The mystique has come to an end.

According to multiple reports, Android will no longer have sweet-themed release names.

If this is true, Pie is a good way to go out, but it’s an interesting decision on Google’s part. Not only do they lose a wildly popular bit of their brand, but the stated reasons for making the decision don’t quite add up.

It’s a rare corporate decision that can’t be revisited. Change your logo and lose sales? Change it again to something closer to the original. Refocus on a new target market and take a bath? Bring back an old corporate spokesperson to re-engage with the original buyers (anyone remember when Snap, Crackle, and Pop vanished, only to return?)
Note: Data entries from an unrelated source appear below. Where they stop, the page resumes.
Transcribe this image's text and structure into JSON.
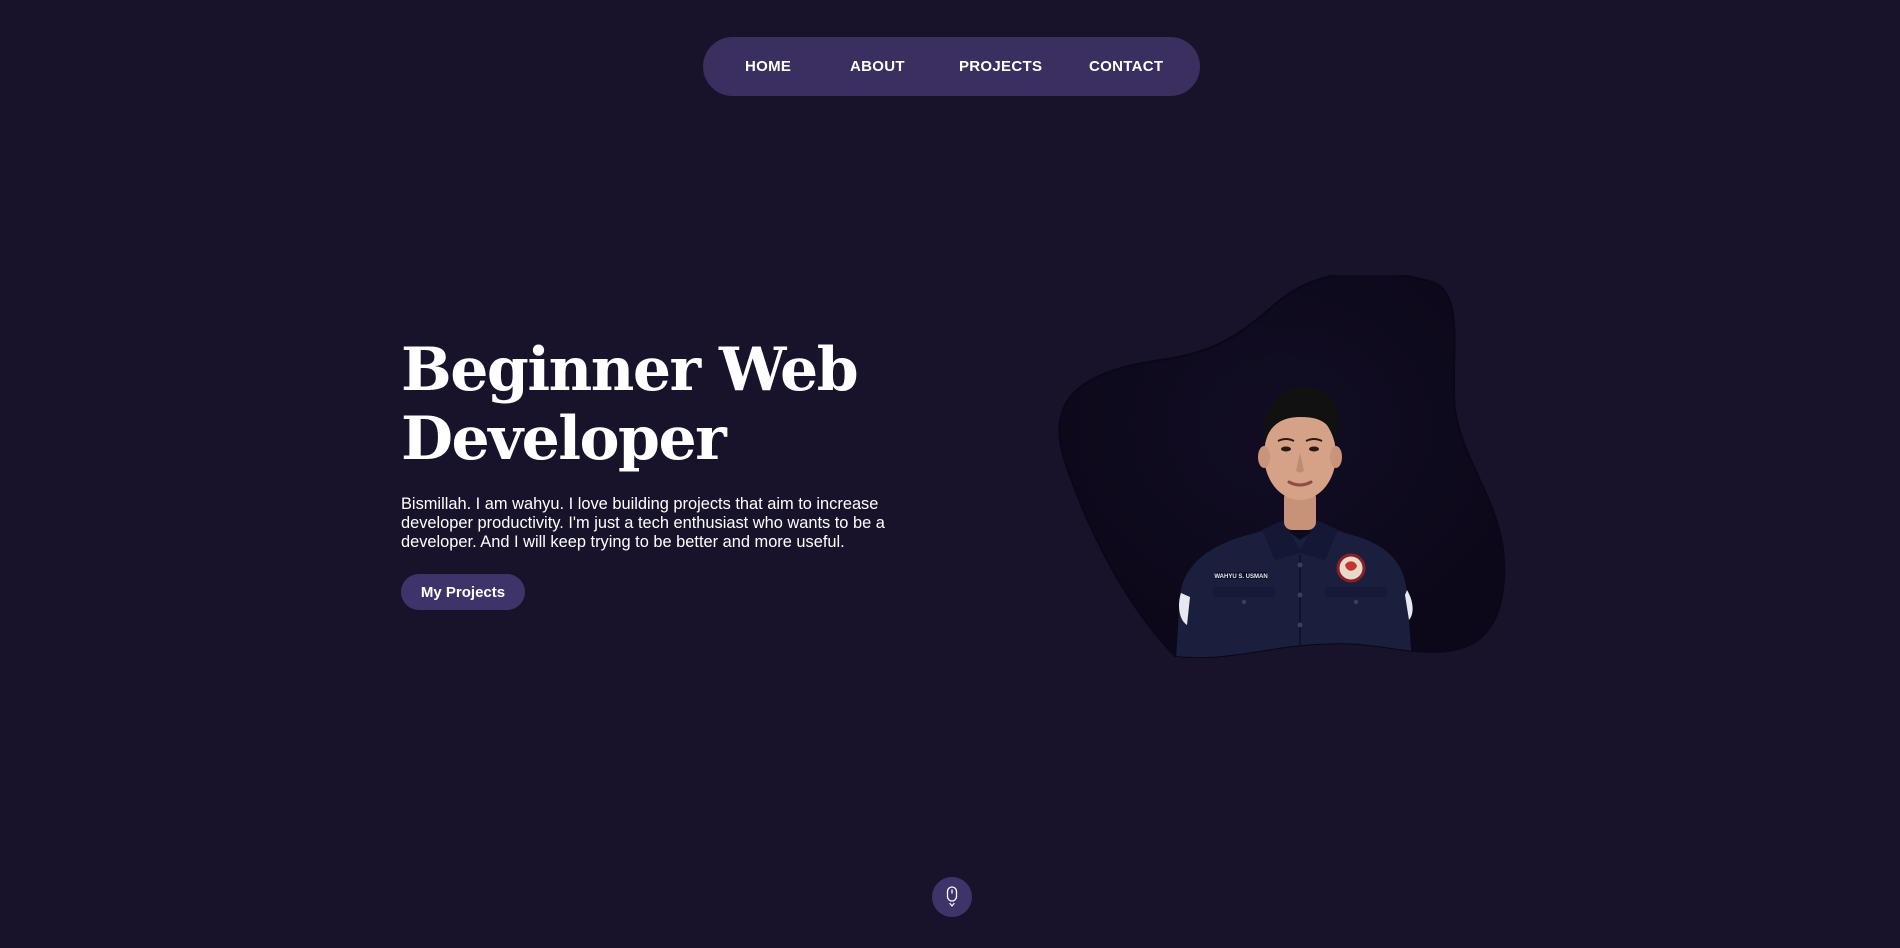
{
  "nav": {
    "items": [
      {
        "label": "HOME"
      },
      {
        "label": "ABOUT"
      },
      {
        "label": "PROJECTS"
      },
      {
        "label": "CONTACT"
      }
    ]
  },
  "hero": {
    "title_line1": "Beginner Web",
    "title_line2": "Developer",
    "description_lines": [
      "Bismillah. I am wahyu. I love building projects that aim to increase",
      "developer productivity. I'm just a tech enthusiast who wants to be a",
      "developer. And I will keep trying to be better and more useful."
    ],
    "button_label": "My Projects"
  },
  "portrait": {
    "name_tag": "WAHYU S. USMAN"
  },
  "scroll": {
    "icon": "mouse-scroll-icon"
  },
  "colors": {
    "background": "#18132b",
    "nav_bg": "#3a2f5f",
    "button_bg": "#3f3469",
    "blob": "#0f0b1e",
    "text": "#ffffff"
  }
}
But this is a decision Google can’t take back. If, a year from now, they announce that Android R will be named “Rice Pudding,” then retroactively the “Android Q” move will seem like a ploy to get free advertising from the media. Nor would (ahem) sugar-coating the news by claiming that Q was named Quisp (or Quince, or anything else really) within the company improve the look.

Why are they doing this? I’ve seen two claimed reasons.
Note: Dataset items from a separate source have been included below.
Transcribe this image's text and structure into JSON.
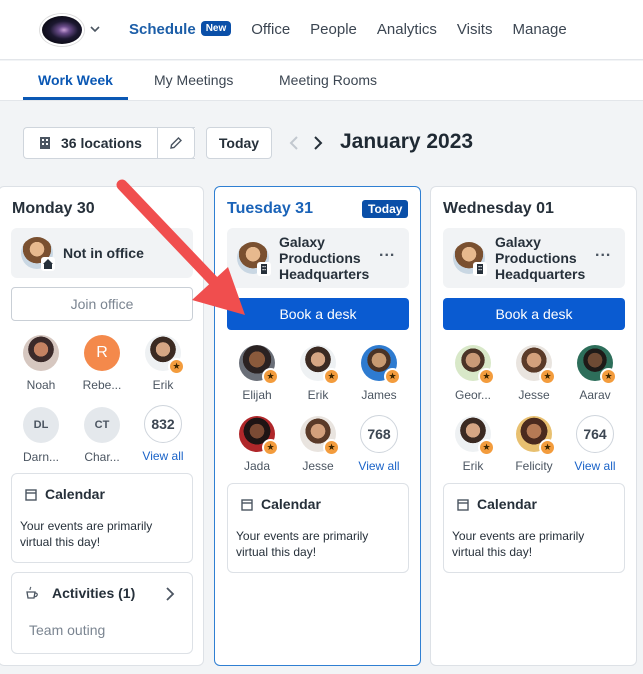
{
  "nav": {
    "items": [
      "Schedule",
      "Office",
      "People",
      "Analytics",
      "Visits",
      "Manage"
    ],
    "new_badge": "New"
  },
  "subnav": {
    "tabs": [
      "Work Week",
      "My Meetings",
      "Meeting Rooms"
    ]
  },
  "toolbar": {
    "locations": "36 locations",
    "today": "Today",
    "month": "January 2023"
  },
  "days": [
    {
      "title": "Monday 30",
      "status": "Not in office",
      "action": "Join office",
      "people": [
        {
          "name": "Noah"
        },
        {
          "name": "Rebe...",
          "initial": "R"
        },
        {
          "name": "Erik"
        },
        {
          "name": "Darn...",
          "initial": "DL"
        },
        {
          "name": "Char...",
          "initial": "CT"
        }
      ],
      "count": "832",
      "view_all": "View all",
      "calendar_title": "Calendar",
      "calendar_text": "Your events are primarily virtual this day!",
      "activities_title": "Activities (1)",
      "activities_item": "Team outing"
    },
    {
      "title": "Tuesday 31",
      "badge": "Today",
      "status": "Galaxy Productions Headquarters",
      "more": "...",
      "action": "Book a desk",
      "people": [
        {
          "name": "Elijah"
        },
        {
          "name": "Erik"
        },
        {
          "name": "James"
        },
        {
          "name": "Jada"
        },
        {
          "name": "Jesse"
        }
      ],
      "count": "768",
      "view_all": "View all",
      "calendar_title": "Calendar",
      "calendar_text": "Your events are primarily virtual this day!"
    },
    {
      "title": "Wednesday 01",
      "status": "Galaxy Productions Headquarters",
      "more": "...",
      "action": "Book a desk",
      "people": [
        {
          "name": "Geor..."
        },
        {
          "name": "Jesse"
        },
        {
          "name": "Aarav"
        },
        {
          "name": "Erik"
        },
        {
          "name": "Felicity"
        }
      ],
      "count": "764",
      "view_all": "View all",
      "calendar_title": "Calendar",
      "calendar_text": "Your events are primarily virtual this day!"
    }
  ],
  "colors": {
    "primary": "#0a5bd1",
    "annotation_arrow": "#f04e4e",
    "star_badge": "#f39c3d"
  }
}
The media focuses on the name rather than the new features. So? As long as users use the OS and manufacturers license the Google apps, do you think Google really cares whether the free advertising focuses on the name or the spiffy new Back button functionality?
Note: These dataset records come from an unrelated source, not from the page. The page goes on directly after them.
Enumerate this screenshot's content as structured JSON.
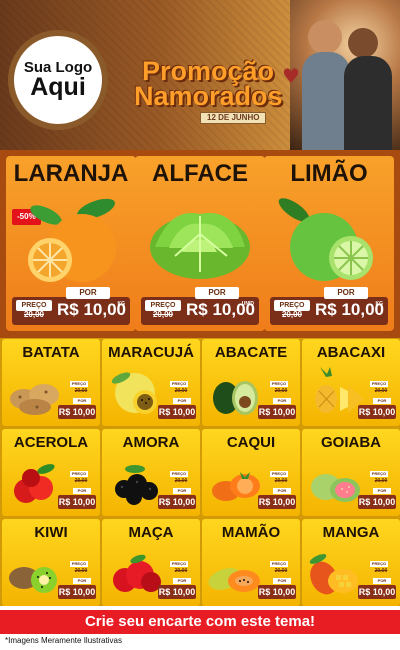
{
  "header": {
    "logo_line1": "Sua Logo",
    "logo_line2": "Aqui",
    "promo_line1": "Promoção",
    "promo_line2": "Namorados",
    "date": "12 DE JUNHO"
  },
  "featured": [
    {
      "name": "LARANJA",
      "discount": "-50%",
      "label_preco": "PREÇO",
      "old_price": "20,00",
      "label_por": "POR",
      "price": "R$ 10,00",
      "unit": "KG",
      "icon": "orange-icon"
    },
    {
      "name": "ALFACE",
      "discount": "",
      "label_preco": "PREÇO",
      "old_price": "20,00",
      "label_por": "POR",
      "price": "R$ 10,00",
      "unit": "UNID",
      "icon": "lettuce-icon"
    },
    {
      "name": "LIMÃO",
      "discount": "",
      "label_preco": "PREÇO",
      "old_price": "20,00",
      "label_por": "POR",
      "price": "R$ 10,00",
      "unit": "KG",
      "icon": "lime-icon"
    }
  ],
  "products": [
    {
      "name": "BATATA",
      "old_price": "20,00",
      "price": "R$ 10,00",
      "icon": "potato-icon"
    },
    {
      "name": "MARACUJÁ",
      "old_price": "20,00",
      "price": "R$ 10,00",
      "icon": "passionfruit-icon"
    },
    {
      "name": "ABACATE",
      "old_price": "20,00",
      "price": "R$ 10,00",
      "icon": "avocado-icon"
    },
    {
      "name": "ABACAXI",
      "old_price": "20,00",
      "price": "R$ 10,00",
      "icon": "pineapple-icon"
    },
    {
      "name": "ACEROLA",
      "old_price": "20,00",
      "price": "R$ 10,00",
      "icon": "acerola-icon"
    },
    {
      "name": "AMORA",
      "old_price": "20,00",
      "price": "R$ 10,00",
      "icon": "blackberry-icon"
    },
    {
      "name": "CAQUI",
      "old_price": "20,00",
      "price": "R$ 10,00",
      "icon": "persimmon-icon"
    },
    {
      "name": "GOIABA",
      "old_price": "20,00",
      "price": "R$ 10,00",
      "icon": "guava-icon"
    },
    {
      "name": "KIWI",
      "old_price": "20,00",
      "price": "R$ 10,00",
      "icon": "kiwi-icon"
    },
    {
      "name": "MAÇA",
      "old_price": "20,00",
      "price": "R$ 10,00",
      "icon": "apple-icon"
    },
    {
      "name": "MAMÃO",
      "old_price": "20,00",
      "price": "R$ 10,00",
      "icon": "papaya-icon"
    },
    {
      "name": "MANGA",
      "old_price": "20,00",
      "price": "R$ 10,00",
      "icon": "mango-icon"
    }
  ],
  "cta": "Crie seu encarte com este tema!",
  "footer_note": "*Imagens Meramente Ilustrativas",
  "colors": {
    "header_brown": "#8b5a2b",
    "featured_orange": "#f28c22",
    "grid_yellow": "#f4b400",
    "price_box": "#7b2f19",
    "cta_red": "#e81d24"
  }
}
People complained that the names weren’t inclusive enough. People switch phones for a lot of reasons, but I really doubt Google was losing business to iOS over the code names. But if I’m wrong about that, Google could improve the naming process. The company is already in the spotlight over diversity issues; improving representation in the group that chooses Android names would fall right in line with their efforts to do more improve representation throughout the company.

Of course, the reports could be wrong. Android Q will be out next month, possibly as soon as next week. Maybe we’ll find out that it’s actually named Quinoa–hey, if you can make rice pudding, why not a sweet quinoa-based cake?

2 thoughts on “The End of an Era

  1. Well, this is a little puzzling to me.
    I use a fairly late model Samsung phone, with an Android operating system. It’s the third I’ve owned, but not once have I been aware of, or even curious about, the name of the OS. It’s the the OS that runs the phone. Now and then a cute little, green critter pops up and gets updated, somehow, I restart my phone and life goes on. I suppose, if I’d been asked, I would have guessed that “my” OS had some kind of designation, but “sweet”? Who knew?
    What makes this interesting to me is, since I’ve owned my first computer, nearly thirty years ago, I’ve always been aware of what operating system I was using- whether Apple or Microsoft. Changing operating systems were always a big, and sometimes traumatic, deal. What runs my phone, though; who cares? Evidently, not me. I didn’t even know that I didn’t know- and I still don’t know. That’s life.


    • I could point out that now you know what it is that you don’t know you don’t know, but that might be getting a little too meta.

      As for your underlying point, I blame Apple and Microsoft. Apple started it by naming their computer OS “OS X 10” and then giving each yearly release a name that has no chronological significance. Is “El Capitan” before or after “High Sierra”? Then Microsoft followed suit: “Windows 10 Creators Update” doesn’t tell you much about how it relates to “Windows 10 Anniversary Update” does it?

      At least Android’s naming scheme is alphabetical. You may not know what the differences are between “Ice Cream” and “Kit Kat,” but you can immediately tell that the product placement release is newer.

      But with Apple and Microsoft getting people used to ignoring the names, it becomes very easy to ignore the actual version. And phone makers’ notorious slowness to update phones doesn’t help. If you don’t get Nougat on your phone until after Google has released Pie, why even think about what you’ve got? It is what it is.

      (And changing operating systems on a computer is still traumatic. Look at all the trouble Microsoft had with last October’s release. They wound up skipping that update for most users and are now jumping them straight from last Spring’s release to the latest.)